An Update from Maliau Basin

2nd April 2015

Like being flung around a bouncy castle made of metal, the 4x4s safely delivered us Alpha 3 to Maliau Basin, where we stayed for nearly three weeks. How far we’d come after one phase; the sight of the octagonal pagoda with a square kitchen complete with mesh metal and windows and robust toilet blocks was heavenly. We couldn’t forget our beloved tasks though! Before even unpacking our bags we were mopping the floors and wiping the surfaces. I had the pleasure of unsticking clumps of stubborn insect carcasses from the toilet walls with some trusty bleach. Boxes were unpacked and the lists were instantly drawn up. We were now more efficient than the armies of ants that insisted on trying to eat all our snacks. The first night was spent playing games around the table after dinner and chatting before crawling mercifully into our bashes to sleep.


It took a day or two to glance up from our schedule long enough to really appreciate the environment we were in. Only in the last three days at Belian Camp, our home whilst building the trail, did I notice the macaques watching over our camp from some trees nearby, quaintly tall and sparse. This became only more real when we started work on the trail through the forest to give access for scientist and visitors. Every now and then you had to gaze up while wheel barrowing gravel or laying a bridge and look among the trees: it was hard to keep hold of that feeling of wonder for long.

Like true jungle explorers we set off one night to spot wildlife down the trail, valiantly stumbling over roots or sliding over loose earth. Mouse deer wandered past and for a moment we all stood in awe. And then they were gone. We soon settled into a routine.
After having your foot rigorously shaken from the end of your basha by that day’s day leader, you’d wait till as close to 7am as you dared before climbing out for a prompt breakfast. Porridge came drowned with each person’s desired weapon of choice for giving it flavour. It was then a smooth rush to be ready, strapping up your boots, before 8am to start work. We’d clomp down to the trail, thankful for the shade the canopy would provide later in the day. It was surprisingly cool in the forest compared to the overbearing sun around the camp. Breaks came every two hours for our saviours: ice gems. The work was demanding but the group kept it jovial and there was a certain pleasure to be had in doing the manual work, hoping you’d come back looking like a Spartan Soldier.

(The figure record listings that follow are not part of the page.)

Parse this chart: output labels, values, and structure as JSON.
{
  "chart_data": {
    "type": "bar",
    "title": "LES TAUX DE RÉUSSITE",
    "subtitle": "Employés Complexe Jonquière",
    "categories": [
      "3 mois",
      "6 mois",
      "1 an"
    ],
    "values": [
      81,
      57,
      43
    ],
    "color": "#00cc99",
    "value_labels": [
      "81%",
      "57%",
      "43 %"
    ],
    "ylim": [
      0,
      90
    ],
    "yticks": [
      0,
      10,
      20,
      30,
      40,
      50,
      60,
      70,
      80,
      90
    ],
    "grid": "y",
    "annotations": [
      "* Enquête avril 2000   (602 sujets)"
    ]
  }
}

Working early meant we did enough each day to finish and go straight for lunch. In the afternoons we could play volleyball, football or try our hand at takraw with the rangers and their families (they could run you ragged), or look around the library at the Maliau Basin Study Centre. Just down the path we were working on was an incredible swimming spot: duck under a branch or two off the right hand side and up opened a small beach area, the huge red-tinged river stretching in each direction to mash dash fields of rocks. It was feasibly the set to a King Kong sequel, with the trees bordering the calm water in great contrast.

Some evenings we could turn out all the lights and just stare upwards: Orion’s Belt was always there, vivid in the sky, with stars and more in every direction.
Little things stick out in my memory from my time here: wheel barrowing gravel past a trail of spidery ants a couple of inches across stretching straight up a tree taller than you could see. I remember the time Leo informed us after dinner with pure conviction that he was doing the chocolate challenge so wouldn’t be eating any this phase: ‘but you were just eating Oreos weren’t you……..?’

‘Yes’

I remember being told after dinner one night that in an emergency I would be the first one eaten. Then again there were times that tested you. On the walk back from the Observation Tower one morning I took my shirt off and after an hour or so in the blearing sun I would then endure three nights of waking up thinking my shoulders were made of burning plaster. There was the time pests managed to eat some of our food, or when only five of us could make it to work one day. But these moments were just as, if not more, important in making this phase what it was than the times spent gaily running each other round in wheelbarrows or the time I used a rain poncho and a stick to dress up like Hagrid.
And of course part of the relevance of us coming to Maliau was the stuff we’d learn about conservation that we’d take with us to future endeavours. A lovely lady named Terry and her associate Walter, from Finland and Peru respectively, showed us through her plots one afternoon looking at the ability of logged forests to store carbon. Later we met a guy named Mike who gave us a presentation on his work looking at the ability of logged areas to regenerate. It was a whole new experience to be able to see the forest and then the analysis of it in front of you, and put the two together.
And after all the difficulties we had with people’s health, we are still attempting to head to Maliau Falls to end this phase, a three day trek into primary rainforest.